Lattice walks ending on a coordinate hyperplane avoiding backtracking and repeats

TL;DR

This paper derives explicit algebraic generating functions and asymptotic formulas for lattice walks in high-dimensional integer grids that avoid backtracking and consecutive steps, with applications to known combinatorial sequences.

Contribution

It provides the first explicit algebraic formulas and polynomial recurrences for complex constrained lattice walks in multiple dimensions.

Findings

Generating functions are algebraic for all considered walk families.

Explicit formulas for walk enumeration are derived.

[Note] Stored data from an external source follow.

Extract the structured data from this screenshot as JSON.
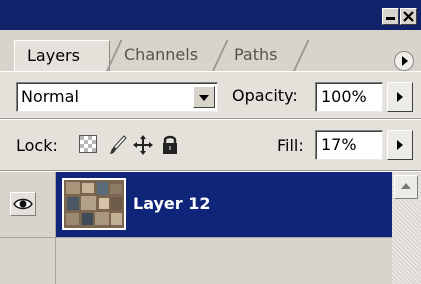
{
  "window": {
    "minimize_icon": "minimize-icon",
    "close_icon": "close-icon"
  },
  "tabs": [
    {
      "label": "Layers",
      "active": true
    },
    {
      "label": "Channels",
      "active": false
    },
    {
      "label": "Paths",
      "active": false
    }
  ],
  "blend_mode": {
    "value": "Normal"
  },
  "opacity": {
    "label": "Opacity:",
    "value": "100%"
  },
  "lock": {
    "label": "Lock:",
    "icons": [
      "lock-transparent-pixels-icon",
      "lock-image-pixels-icon",
      "lock-position-icon",
      "lock-all-icon"
    ]
  },
  "fill": {
    "label": "Fill:",
    "value": "17%"
  },
  "layers": [
    {
      "name": "Layer 12",
      "visible": true,
      "selected": true
    }
  ],
  "colors": {
    "title_bar": "#11226a",
    "selection": "#0f2579",
    "panel_bg": "#e4e1da"
  }
}
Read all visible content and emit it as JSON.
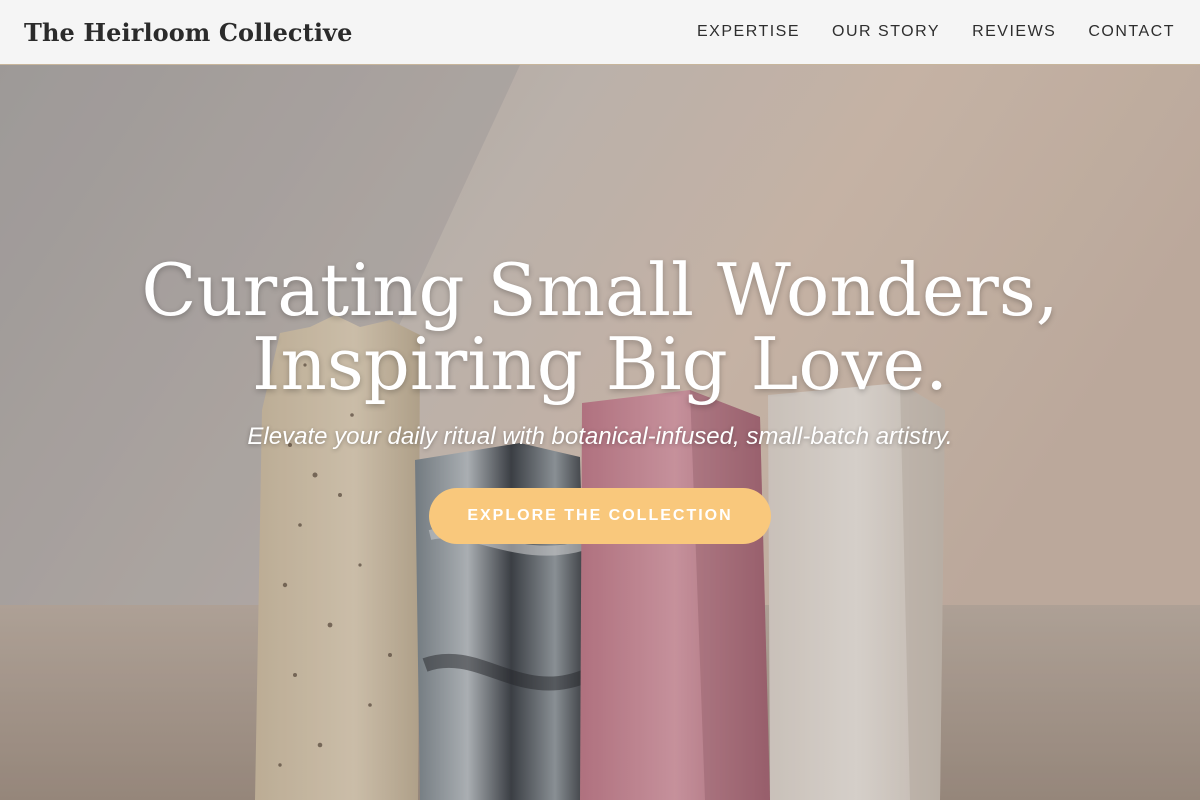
{
  "header": {
    "brand": "The Heirloom Collective",
    "nav": [
      {
        "label": "EXPERTISE"
      },
      {
        "label": "OUR STORY"
      },
      {
        "label": "REVIEWS"
      },
      {
        "label": "CONTACT"
      }
    ]
  },
  "hero": {
    "title_line1": "Curating Small Wonders,",
    "title_line2": "Inspiring Big Love.",
    "subtitle": "Elevate your daily ritual with botanical-infused, small-batch artistry.",
    "cta_label": "EXPLORE THE COLLECTION",
    "cta_color": "#f9c87c"
  },
  "colors": {
    "header_bg": "#f5f5f5",
    "header_border": "#c7b59b",
    "text_dark": "#2b2b2b"
  }
}
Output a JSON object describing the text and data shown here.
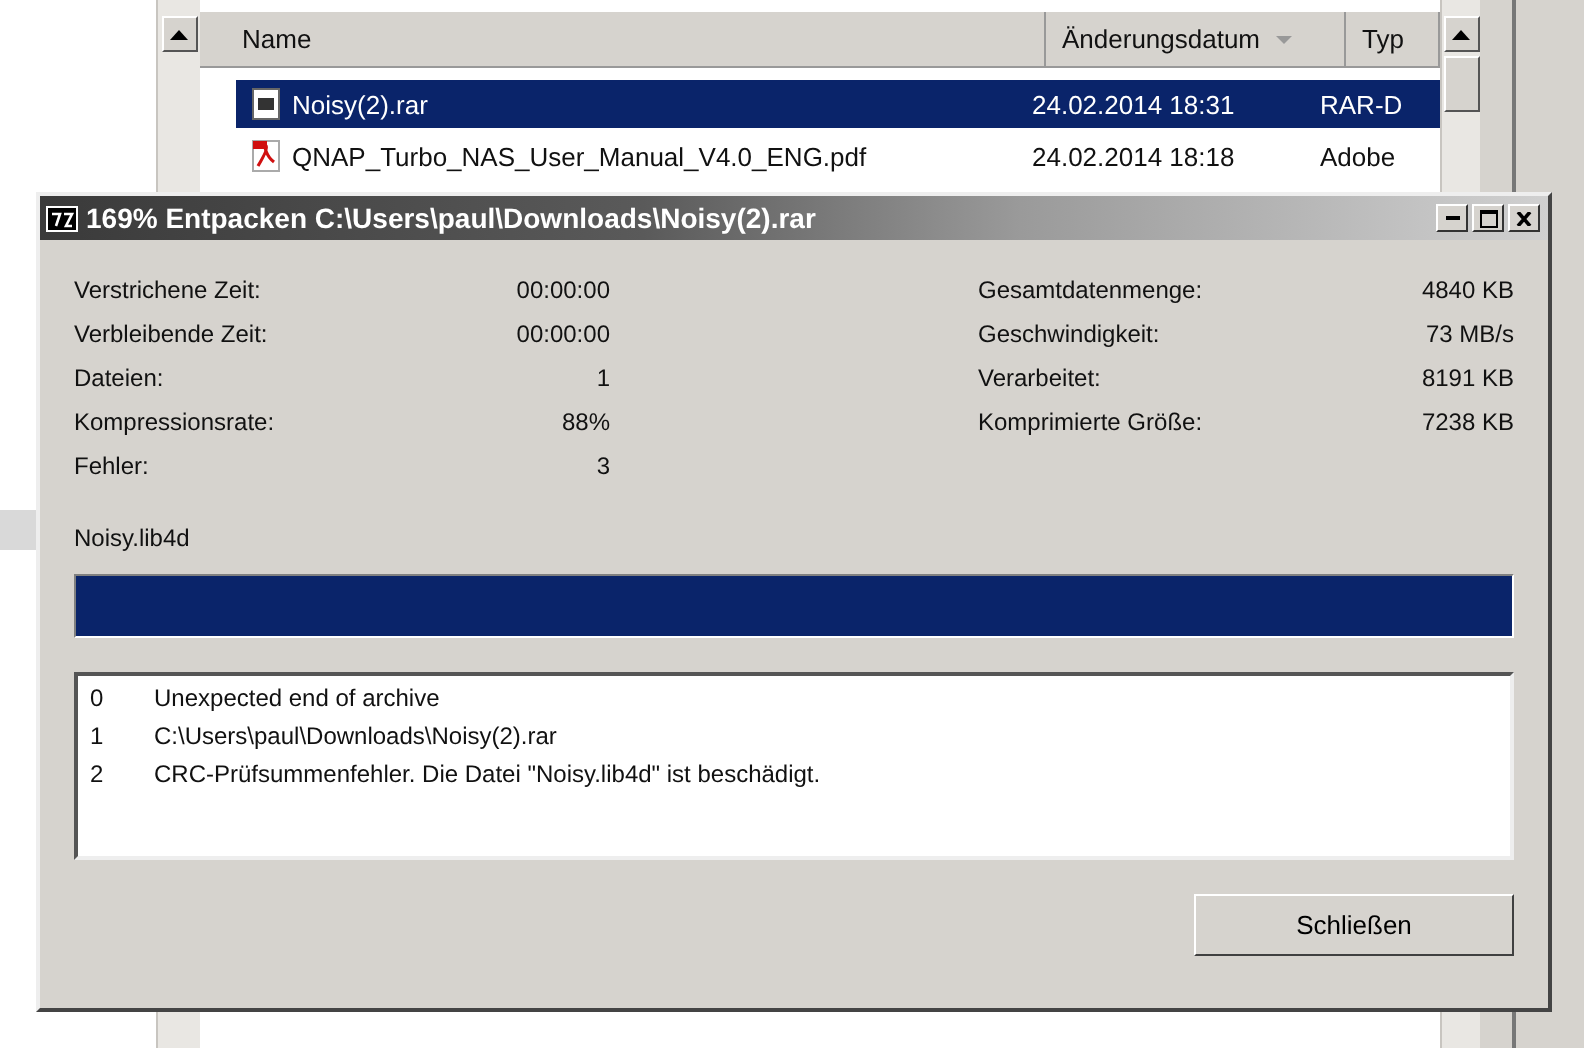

Connections to Catalan numbers and binomial coefficients are established.

Abstract

We work with lattice walks in $\mathbb{Z}^{r+1}$ using step set $\{\pm 1\}^{r+1}$ that finish with $x_{r+1} = 0$. We further impose conditions of avoiding backtracking (i.e. $[v,-v]$) and avoiding consecutive steps (i.e. $[v,v]$) each possibly combined with restricting to the half-space $x_{r+1} \geq 0$. We find in all cases the generating functions for such walks are algebraic and give explicit formulas for them. We also find polynomial recurrences for their coefficients. From the generating functions we find the asymptotic enumeration of each family of walks considered. The enumeration in special cases includes central binomial coefficients and Catalan numbers as well as relations to enumeration of another family of walks previously studied for which we provide bijection.